I tried to be amused at the absurdity of underhanded, murderous environmentalists conspiring against all humankind, but it just nauseated me. The book was as inorganic and detached from reality as it could be, completely implausible, mouthing right-wing paranoia about the environmental movement and second-guessing the climate science behind readily observable phenomena like the shrinking ice cap, the shifting growing seasons, and the declining pH levels in the oceans. Crichton, like other deniers, argued from his conclusion.
A truthful author listens to his characters and follows them as they act out their authentic motivations. Chrichton superimposed motivations; he wasn’t listening at all, or he would have heard his characters chafing against the tendentious and phony thoughts he was jamming into their heads. Evil, conspiring, genocidal environmentalists. Sheesh.
He’s right that ideology can motivate people to violence. That’s a key theme in A Change in the Weather. But plausibility and fidelity to social and psychological truths are important. I’ll leave it to you to judge my story in that regard.
Flight Behavior: Chick-lit with Balls
Perhaps the most prominent entry into the cli-fi canon (ha!) is Barbara Kingsolver’s Flight Behavior (2012). Kingsolver is an author in pursuit of the truth. Until a third of the way into the book, though, Flight Behavior struck me as verging on chick-lit—really well-done, literary chick-lit, but chick-lit nonetheless. I shared this perception with a correspondent who was reading it, and the term he used for the opening sections was “inane.” That’s an unfair term, but I did understand his impatience with the number of pages devoted to the main character’s inner turmoil about her unsatisfying marriage, her guilty temptation toward adultery, her kids, her domestic duties, her in-laws, her friends, her church, and all the relationships with the people who populated her life, to the exclusion of almost everything else.
But there’s a deeper reason for Kingsolver’s approach, and I ended up admiring the book quite a bit.
The main character, Dellarobia Turnbow, is an everywoman in a part of the country, the South, where climate change denial is woven into the cultural fabric, a place where Chrichton’s ideas of malevolent environmentalists probably don’t seem that far-fetched to a good number of people. As Dellarobia comes into a wooded valley near her home for an ill-advised tryst, “Every bough glowed with an orange blaze.” It takes her a few moments to realize the blaze is a congregation of millions of monarch butterflies, which she later learns have been misdirected from their migration patterns by a perturbation in the climate.
Kingsolver’s conceit brings climate change into the skeptics’ backyard. She invites her readers (and they are legion) to experience the realizations Dellarobia has as she has them, now, in the present. She works from the emotional truth of her character.

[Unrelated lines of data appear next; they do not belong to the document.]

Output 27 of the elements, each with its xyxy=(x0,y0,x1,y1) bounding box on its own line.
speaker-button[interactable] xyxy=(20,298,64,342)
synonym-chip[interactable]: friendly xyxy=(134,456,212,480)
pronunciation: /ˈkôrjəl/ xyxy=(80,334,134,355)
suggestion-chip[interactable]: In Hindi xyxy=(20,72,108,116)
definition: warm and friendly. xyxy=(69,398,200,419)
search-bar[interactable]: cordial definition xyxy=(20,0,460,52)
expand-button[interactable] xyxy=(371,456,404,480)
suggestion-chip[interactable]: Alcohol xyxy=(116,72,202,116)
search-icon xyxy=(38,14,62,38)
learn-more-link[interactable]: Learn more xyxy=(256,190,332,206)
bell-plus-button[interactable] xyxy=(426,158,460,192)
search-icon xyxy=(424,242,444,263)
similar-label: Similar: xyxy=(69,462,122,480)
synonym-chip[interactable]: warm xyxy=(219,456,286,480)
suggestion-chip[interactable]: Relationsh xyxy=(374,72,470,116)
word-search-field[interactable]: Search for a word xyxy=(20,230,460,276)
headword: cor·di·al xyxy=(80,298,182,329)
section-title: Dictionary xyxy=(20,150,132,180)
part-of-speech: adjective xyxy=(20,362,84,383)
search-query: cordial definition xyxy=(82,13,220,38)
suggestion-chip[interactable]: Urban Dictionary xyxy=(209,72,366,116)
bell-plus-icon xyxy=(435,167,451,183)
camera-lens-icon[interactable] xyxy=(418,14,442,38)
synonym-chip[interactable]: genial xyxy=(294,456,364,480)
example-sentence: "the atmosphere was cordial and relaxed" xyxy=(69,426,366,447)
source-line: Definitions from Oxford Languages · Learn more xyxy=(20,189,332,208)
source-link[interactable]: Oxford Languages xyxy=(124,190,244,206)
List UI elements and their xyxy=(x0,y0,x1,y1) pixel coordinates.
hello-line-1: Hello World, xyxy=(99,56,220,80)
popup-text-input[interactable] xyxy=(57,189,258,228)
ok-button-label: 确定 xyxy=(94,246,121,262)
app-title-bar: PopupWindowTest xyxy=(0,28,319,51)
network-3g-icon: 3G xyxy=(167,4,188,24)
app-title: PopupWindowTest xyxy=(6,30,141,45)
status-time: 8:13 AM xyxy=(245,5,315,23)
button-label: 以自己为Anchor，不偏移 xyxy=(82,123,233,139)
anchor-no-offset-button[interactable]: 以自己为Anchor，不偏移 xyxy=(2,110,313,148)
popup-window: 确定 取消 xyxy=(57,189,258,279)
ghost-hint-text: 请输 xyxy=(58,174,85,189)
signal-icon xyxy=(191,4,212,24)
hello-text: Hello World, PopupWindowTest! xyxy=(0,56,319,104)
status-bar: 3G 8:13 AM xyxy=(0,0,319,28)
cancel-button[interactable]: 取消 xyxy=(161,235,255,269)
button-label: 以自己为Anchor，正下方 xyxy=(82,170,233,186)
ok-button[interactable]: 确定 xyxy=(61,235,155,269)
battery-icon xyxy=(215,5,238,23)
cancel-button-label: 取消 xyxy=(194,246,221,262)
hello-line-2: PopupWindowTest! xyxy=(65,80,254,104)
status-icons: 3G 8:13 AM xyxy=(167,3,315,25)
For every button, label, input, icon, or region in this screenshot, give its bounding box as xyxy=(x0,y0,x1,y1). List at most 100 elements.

Dellarobia has a key insight about climate change while noticing the Confederate flag mudflaps on the trucks in her native Tennessee: it’s all about your tribe. People don’t accept climate change because their own didn’t discover it, and making the changes it implies threatens their way of life. In this way, it shares attitudinal roots with the antebellum South. The cultural schism that gave us the Biblical defense of slavery and the Civil War survives.
As it was with slavery, the attitude toward climate change isn’t merely a value-neutral difference in worldview. In both cases, one worldview is demonstrably wrong. But Kingsolver knows that “once you’re talking identity, you can’t just lecture that out of people. The condescension of outsiders won’t diminish it. That just galvanizes it.”

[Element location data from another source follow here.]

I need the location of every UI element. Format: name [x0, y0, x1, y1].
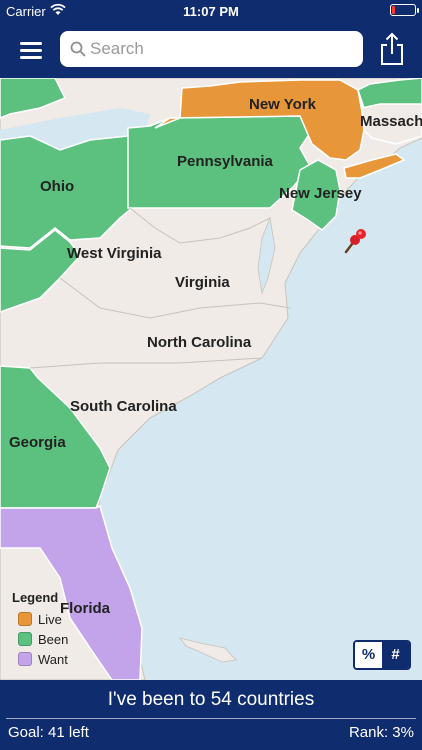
map-label-georgia: Georgia — [9, 434, 66, 451]
nav-bar — [0, 22, 422, 78]
legend: Legend Live Been Want — [12, 590, 68, 669]
map-label-massachusetts: Massach — [360, 113, 422, 130]
percent-toggle-button[interactable]: % — [355, 642, 382, 668]
search-input[interactable] — [90, 31, 352, 67]
count-toggle-button[interactable]: # — [382, 642, 409, 668]
search-box[interactable] — [60, 31, 363, 67]
footer-divider — [6, 718, 416, 719]
legend-swatch-want — [18, 652, 32, 666]
clock: 11:07 PM — [183, 4, 239, 19]
map-label-west-virginia: West Virginia — [67, 245, 162, 262]
legend-label-live: Live — [38, 611, 62, 627]
search-icon — [70, 41, 86, 62]
share-icon[interactable] — [378, 32, 406, 66]
map-label-north-carolina: North Carolina — [147, 334, 252, 351]
map-label-new-york: New York — [249, 96, 316, 113]
map-label-south-carolina: South Carolina — [70, 398, 177, 415]
rank-text: Rank: 3% — [348, 724, 414, 741]
legend-label-been: Been — [38, 631, 69, 647]
legend-label-want: Want — [38, 651, 68, 667]
display-mode-toggle[interactable]: % # — [353, 640, 411, 670]
countries-visited-headline: I've been to 54 countries — [107, 689, 315, 710]
stats-footer: I've been to 54 countries Goal: 41 left … — [0, 680, 422, 750]
legend-item-been: Been — [12, 629, 68, 649]
battery-icon — [390, 4, 419, 16]
goal-text: Goal: 41 left — [8, 724, 89, 741]
legend-title: Legend — [12, 590, 59, 605]
legend-swatch-live — [18, 612, 32, 626]
legend-swatch-been — [18, 632, 32, 646]
legend-item-want: Want — [12, 649, 68, 669]
map-label-pennsylvania: Pennsylvania — [177, 153, 273, 170]
legend-item-live: Live — [12, 609, 68, 629]
map-label-virginia: Virginia — [175, 274, 230, 291]
map-label-new-jersey: New Jersey — [279, 185, 362, 202]
hamburger-menu-icon[interactable] — [20, 42, 42, 60]
status-bar: Carrier 11:07 PM — [0, 0, 422, 22]
map-label-ohio: Ohio — [40, 178, 75, 195]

So we’re back to the cultural conundrum: how to break through to a tribe that’s deeply, even religiously, predisposed to a destructive idea? How to break the dynamic that further entrenches them every time the subject comes up? I’m not saying that if we can win the diehard resistors over, everything will be wonderful. There are tremendous risks in instituting the top-down changes required to halt GHG accumulation; we can see them playing out in our reaction to terrorism, where we’ve surrendered civil liberties and handed enormous extra-Constitutional power to the government. But that’s the dilemma. We have nothing but bad choices.